The first thread came from a former executive assistant.

He was able to meet her at a coffee shop using burner phones, and there were no names exchanged on the record.

“I’m not going to tell you anything that puts me in a room with him ever again,” she had said as her hands shook. “I am going to tell you where the money goes. You can find your way into those fucking rooms yourself.”

She had given a few useful nuggets.

One, the primary trust was registered in South Dakota under a name that appeared nowhere in any Days Holdings filing Caleb had ever come across.

Two, the money in the trust came from six shell LLCs, all formed within a four-week window in 2019, all with the same agent, all dormant on paper.

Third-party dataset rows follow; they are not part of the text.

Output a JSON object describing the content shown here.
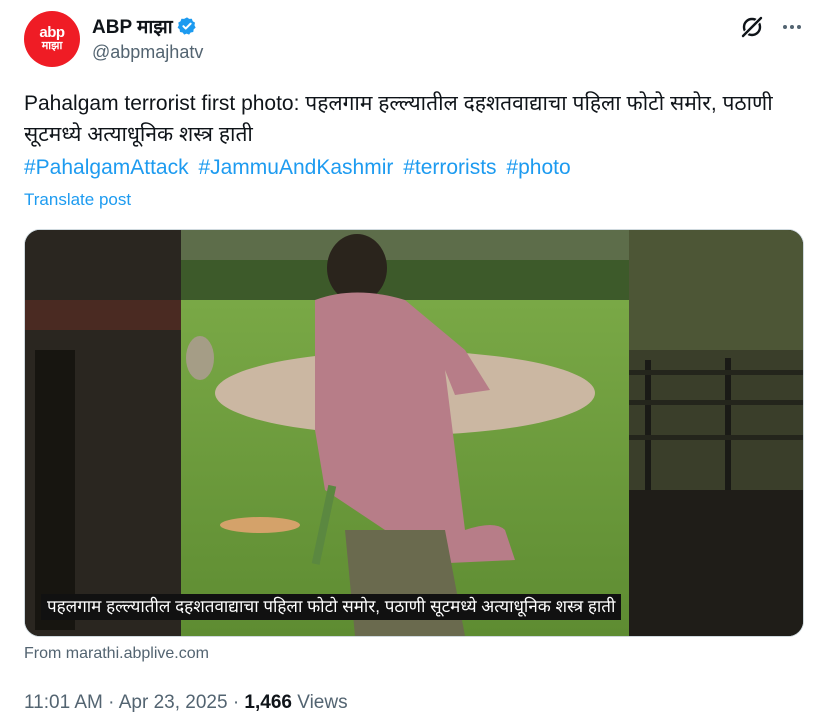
{
  "author": {
    "avatar_line1": "abp",
    "avatar_line2": "माझा",
    "display_name": "ABP माझा",
    "handle": "@abpmajhatv"
  },
  "post": {
    "text": "Pahalgam terrorist first photo: पहलगाम हल्ल्यातील दहशतवाद्याचा पहिला फोटो समोर, पठाणी सूटमध्ये अत्याधूनिक शस्त्र हाती",
    "hashtags": [
      "#PahalgamAttack",
      "#JammuAndKashmir",
      "#terrorists",
      "#photo"
    ],
    "translate_label": "Translate post",
    "media_caption": "पहलगाम हल्ल्यातील दहशतवाद्याचा पहिला फोटो समोर, पठाणी सूटमध्ये अत्याधूनिक शस्त्र हाती",
    "source": "From marathi.abplive.com",
    "time": "11:01 AM",
    "date": "Apr 23, 2025",
    "views_count": "1,466",
    "views_label": "Views"
  },
  "icons": {
    "grok": "grok-icon",
    "more": "more-dots-icon",
    "verified": "verified-badge-icon"
  },
  "colors": {
    "accent": "#1d9bf0",
    "brand": "#ef1c25",
    "secondary_text": "#536471"
  }
}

Three, the trust paid out quarterly, always on the same week, always to the same small set of beneficiaries.

She hadn’t given him the beneficiaries. She had told him he could find them himself if he were careful.

Thousands of pages, and days of research and he found something.

Selby Ridge Holdings Trust, registered in Sioux Falls, a name with no apparent tie to anything Jayson-adjacent.

He had cross-referenced its quarterly disbursements against the formation dates of the six shell LLCs and the dates had lined up too cleanly.

He had pulled the beneficiary list through a secondary filing in Delaware that should have been sealed but hadn’t been, because someone in 2021 had filed it with the wrong schedule. It was probably a paralegal error.

He was looking at the beneficiary list now.

There were four names.

Three of them he recognized, though not well.

A European soccer star whose career had crashed out early, a young film director who was given a franchise to adapt but failed in epic fashion, and a young classical musician, who was at the top of his game before a nervous breakdown.

They were all in their twenties at their career declines.

The fourth name, on the third row, was Piper T. Ashton. Piper was now thirty, and his success had outlasted all of the others on the bankroll.

The column beside the name showed the total disbursement, since the trust had opened, $90,000,000.

Quarterly payments since Piper’s rookie year. Routed through a common law firm in Palo Alto that had handled Jayson Days’ personal estate for years.

None of it was on Piper’s public endorsement sheet.

None of it appeared in the standard disclosures that a pro-football player was required to disclose.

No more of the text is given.